Bernanke and the Federal Reserve left the federal funds rate in a range of 0% to 0.25% yesterday. Ultra loose monetary policies continue with a de facto zero interest rate policy continuing for nearly 3 years now - since December 2008.
The ECB's new chief Mario Draghi, at his first meeting, is likely to forgo any interest rate cut, despite the eurozone debt crisis teetering on the brink of contagion. Draghi is expected to leave eurozone interest rates at 1.5% possibly for some time despite inflation beginning to take hold in many Eurozone economies.
Italian 10-yr yields are trading at 6.3%, edging ever-closer to that 7% threshold that saw Ireland & Portugal frozen out of credit markets. This is despite the support of the ECB - with continuing reports from traders that the ECB are buying Italian bonds.
Italian PM Berlusconi failed to push through a round of systemic reforms ahead of today's G20 summit, fuelling fears that Italy could be the next major casualty of the sovereign debt crisis.
Contagion is happening in European financial markets and there is a continuing failure to see the wood from the trees.
There is now no easy fiscal or monetary policy solution to this crisis and investors should be becoming prepared for the ramifications of financial contagion. There is the real possibility of the economic collapses akin to that seen in Russia and Argentina happening again in various countries in the coming months.

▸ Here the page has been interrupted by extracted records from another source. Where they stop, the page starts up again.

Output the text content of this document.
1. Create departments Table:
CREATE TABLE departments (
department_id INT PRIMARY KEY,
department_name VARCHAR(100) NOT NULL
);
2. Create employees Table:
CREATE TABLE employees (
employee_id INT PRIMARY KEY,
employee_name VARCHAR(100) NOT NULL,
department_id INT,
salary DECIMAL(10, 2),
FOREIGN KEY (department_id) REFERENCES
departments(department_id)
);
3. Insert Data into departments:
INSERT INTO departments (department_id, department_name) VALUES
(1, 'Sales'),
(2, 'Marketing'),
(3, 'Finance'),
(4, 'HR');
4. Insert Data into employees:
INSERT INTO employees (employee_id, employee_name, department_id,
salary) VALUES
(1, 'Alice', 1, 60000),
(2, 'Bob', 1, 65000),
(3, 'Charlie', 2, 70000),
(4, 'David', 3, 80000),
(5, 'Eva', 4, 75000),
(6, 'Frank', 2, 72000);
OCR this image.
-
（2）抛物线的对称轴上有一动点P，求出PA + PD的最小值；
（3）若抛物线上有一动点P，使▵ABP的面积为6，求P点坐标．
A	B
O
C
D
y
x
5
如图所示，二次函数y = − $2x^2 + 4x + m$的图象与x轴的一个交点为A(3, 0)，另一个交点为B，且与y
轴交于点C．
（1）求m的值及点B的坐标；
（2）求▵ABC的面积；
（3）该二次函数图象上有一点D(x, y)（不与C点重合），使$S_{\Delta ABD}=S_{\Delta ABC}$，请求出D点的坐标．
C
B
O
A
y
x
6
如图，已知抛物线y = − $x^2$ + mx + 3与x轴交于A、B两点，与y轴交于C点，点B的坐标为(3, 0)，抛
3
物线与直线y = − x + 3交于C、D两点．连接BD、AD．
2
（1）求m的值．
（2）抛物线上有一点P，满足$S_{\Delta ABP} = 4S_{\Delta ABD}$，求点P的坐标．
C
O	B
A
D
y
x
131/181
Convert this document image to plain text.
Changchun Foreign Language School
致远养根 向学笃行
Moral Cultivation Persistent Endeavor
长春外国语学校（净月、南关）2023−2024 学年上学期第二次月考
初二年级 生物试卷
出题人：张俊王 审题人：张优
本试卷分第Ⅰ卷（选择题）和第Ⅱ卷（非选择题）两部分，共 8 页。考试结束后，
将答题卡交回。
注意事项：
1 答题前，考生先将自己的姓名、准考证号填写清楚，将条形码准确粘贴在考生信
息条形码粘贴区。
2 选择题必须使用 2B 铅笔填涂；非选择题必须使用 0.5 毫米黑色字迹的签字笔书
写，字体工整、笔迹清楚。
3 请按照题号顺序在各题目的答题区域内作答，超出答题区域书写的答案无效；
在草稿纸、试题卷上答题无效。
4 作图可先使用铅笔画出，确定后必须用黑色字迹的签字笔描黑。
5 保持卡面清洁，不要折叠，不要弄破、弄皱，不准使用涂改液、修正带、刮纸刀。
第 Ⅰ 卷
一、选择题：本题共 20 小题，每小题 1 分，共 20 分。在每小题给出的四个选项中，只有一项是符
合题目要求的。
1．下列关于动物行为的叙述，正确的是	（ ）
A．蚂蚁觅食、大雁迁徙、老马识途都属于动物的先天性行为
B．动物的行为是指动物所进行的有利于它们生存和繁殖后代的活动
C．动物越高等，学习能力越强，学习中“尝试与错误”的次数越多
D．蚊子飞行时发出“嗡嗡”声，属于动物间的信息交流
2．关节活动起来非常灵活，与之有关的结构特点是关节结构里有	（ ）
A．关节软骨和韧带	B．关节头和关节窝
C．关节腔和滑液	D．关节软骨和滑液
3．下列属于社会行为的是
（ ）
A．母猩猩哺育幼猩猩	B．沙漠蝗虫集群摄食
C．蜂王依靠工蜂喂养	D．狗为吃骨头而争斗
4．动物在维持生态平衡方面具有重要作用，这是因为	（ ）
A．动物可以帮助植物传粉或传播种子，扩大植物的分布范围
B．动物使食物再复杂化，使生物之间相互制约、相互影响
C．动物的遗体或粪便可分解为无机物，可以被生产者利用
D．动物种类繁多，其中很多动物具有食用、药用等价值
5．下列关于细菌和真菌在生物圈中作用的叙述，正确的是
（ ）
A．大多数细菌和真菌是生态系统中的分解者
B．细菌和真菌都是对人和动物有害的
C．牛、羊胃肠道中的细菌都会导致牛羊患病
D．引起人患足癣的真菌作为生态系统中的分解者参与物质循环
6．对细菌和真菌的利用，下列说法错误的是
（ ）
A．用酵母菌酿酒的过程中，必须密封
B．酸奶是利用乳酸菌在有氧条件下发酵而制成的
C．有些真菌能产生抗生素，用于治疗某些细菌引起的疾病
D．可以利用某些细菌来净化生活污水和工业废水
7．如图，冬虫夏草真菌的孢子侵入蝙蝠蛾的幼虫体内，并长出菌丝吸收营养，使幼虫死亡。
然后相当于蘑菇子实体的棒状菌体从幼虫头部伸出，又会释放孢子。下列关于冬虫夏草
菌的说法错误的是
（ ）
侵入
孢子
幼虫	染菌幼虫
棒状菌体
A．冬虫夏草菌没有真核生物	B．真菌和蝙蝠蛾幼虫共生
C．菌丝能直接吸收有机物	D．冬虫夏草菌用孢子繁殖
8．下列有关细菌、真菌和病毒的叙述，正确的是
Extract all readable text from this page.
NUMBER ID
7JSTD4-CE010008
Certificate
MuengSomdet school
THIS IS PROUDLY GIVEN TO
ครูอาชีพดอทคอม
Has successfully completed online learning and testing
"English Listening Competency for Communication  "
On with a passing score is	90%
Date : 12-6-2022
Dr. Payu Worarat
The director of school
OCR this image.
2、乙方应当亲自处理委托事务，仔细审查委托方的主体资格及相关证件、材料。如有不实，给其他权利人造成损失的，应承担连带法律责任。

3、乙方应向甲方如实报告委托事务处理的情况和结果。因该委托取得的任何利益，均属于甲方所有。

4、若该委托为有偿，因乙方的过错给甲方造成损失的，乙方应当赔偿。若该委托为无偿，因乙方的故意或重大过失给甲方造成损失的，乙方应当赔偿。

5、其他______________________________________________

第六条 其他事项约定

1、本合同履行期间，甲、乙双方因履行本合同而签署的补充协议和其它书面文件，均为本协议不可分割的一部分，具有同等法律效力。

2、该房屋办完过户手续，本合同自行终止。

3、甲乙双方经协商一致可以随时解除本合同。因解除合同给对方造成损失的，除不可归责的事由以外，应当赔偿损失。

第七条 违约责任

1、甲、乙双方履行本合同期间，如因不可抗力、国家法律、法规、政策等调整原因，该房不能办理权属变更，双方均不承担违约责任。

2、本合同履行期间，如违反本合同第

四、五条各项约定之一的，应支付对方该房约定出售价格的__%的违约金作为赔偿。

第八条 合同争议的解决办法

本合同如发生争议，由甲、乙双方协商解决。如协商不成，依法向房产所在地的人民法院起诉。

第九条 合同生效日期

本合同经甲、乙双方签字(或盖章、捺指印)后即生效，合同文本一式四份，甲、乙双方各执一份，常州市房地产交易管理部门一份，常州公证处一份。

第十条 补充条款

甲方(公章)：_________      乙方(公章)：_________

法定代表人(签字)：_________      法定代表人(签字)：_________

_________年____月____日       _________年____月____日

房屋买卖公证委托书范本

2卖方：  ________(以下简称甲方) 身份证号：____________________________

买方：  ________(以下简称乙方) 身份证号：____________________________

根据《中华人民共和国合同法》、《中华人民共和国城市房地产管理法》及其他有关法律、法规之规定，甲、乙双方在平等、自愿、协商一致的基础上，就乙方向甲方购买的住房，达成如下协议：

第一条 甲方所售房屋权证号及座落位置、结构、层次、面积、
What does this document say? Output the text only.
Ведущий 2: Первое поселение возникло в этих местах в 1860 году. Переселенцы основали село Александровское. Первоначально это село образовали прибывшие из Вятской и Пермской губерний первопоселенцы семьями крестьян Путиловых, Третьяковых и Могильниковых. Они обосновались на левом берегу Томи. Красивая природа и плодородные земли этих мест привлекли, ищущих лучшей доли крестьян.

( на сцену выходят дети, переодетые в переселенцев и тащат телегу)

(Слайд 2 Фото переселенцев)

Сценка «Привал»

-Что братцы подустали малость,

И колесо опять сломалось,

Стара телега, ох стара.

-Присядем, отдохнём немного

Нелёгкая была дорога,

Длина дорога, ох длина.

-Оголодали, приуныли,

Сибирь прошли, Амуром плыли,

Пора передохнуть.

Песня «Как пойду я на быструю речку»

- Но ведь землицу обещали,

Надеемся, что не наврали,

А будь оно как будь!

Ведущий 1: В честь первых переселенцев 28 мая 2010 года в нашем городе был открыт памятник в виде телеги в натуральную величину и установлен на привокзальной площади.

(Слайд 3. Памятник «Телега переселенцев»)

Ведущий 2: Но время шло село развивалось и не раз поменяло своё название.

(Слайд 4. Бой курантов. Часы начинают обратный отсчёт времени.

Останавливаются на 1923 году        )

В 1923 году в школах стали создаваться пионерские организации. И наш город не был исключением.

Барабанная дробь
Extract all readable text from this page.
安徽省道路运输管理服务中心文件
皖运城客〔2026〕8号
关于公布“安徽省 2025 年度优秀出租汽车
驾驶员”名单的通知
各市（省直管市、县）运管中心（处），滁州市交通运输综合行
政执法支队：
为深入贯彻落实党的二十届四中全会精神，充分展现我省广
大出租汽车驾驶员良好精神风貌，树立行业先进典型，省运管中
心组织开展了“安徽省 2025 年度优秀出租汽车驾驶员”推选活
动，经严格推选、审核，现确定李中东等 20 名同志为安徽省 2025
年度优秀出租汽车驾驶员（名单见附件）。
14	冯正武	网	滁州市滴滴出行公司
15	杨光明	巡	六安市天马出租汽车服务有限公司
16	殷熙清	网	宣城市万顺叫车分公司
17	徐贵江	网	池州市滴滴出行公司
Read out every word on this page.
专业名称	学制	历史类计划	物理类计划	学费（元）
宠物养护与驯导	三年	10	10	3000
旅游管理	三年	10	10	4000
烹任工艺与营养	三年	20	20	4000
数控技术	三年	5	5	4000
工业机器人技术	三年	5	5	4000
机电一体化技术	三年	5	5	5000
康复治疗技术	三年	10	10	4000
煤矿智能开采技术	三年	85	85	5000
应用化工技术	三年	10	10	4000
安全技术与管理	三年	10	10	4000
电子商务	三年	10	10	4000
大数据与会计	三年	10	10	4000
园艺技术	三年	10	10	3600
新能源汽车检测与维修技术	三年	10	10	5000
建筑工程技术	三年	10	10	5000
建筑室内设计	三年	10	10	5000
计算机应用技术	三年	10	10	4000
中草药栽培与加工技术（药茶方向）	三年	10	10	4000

The degree of denial regarding the ramifications of the crisis is very akin to that seen prior to the bursting of the property bubble in 2007.
Much of the non specialist financial press have lulled many investors into a false sense of security by continually downplaying the risks confronting them and suggesting that policy makers would find a solution.
The majority of investors appear to believe that things can only get better. However, the reality of the situation is that things can only get worse (at least in the short term and maybe longer) and further currency debasement, a currency crisis, bank holidays (as warned of by Paul Krugman yesterday), capital and exchange controls seem increasingly likely.
Investors should prepare by becoming globally diversified and having an allocation to gold and silver bullion. Given the degree of risk, there is a strong argument for taking delivery of some of your bullion and the rest should be stored in allocated accounts with the safest international counterparties.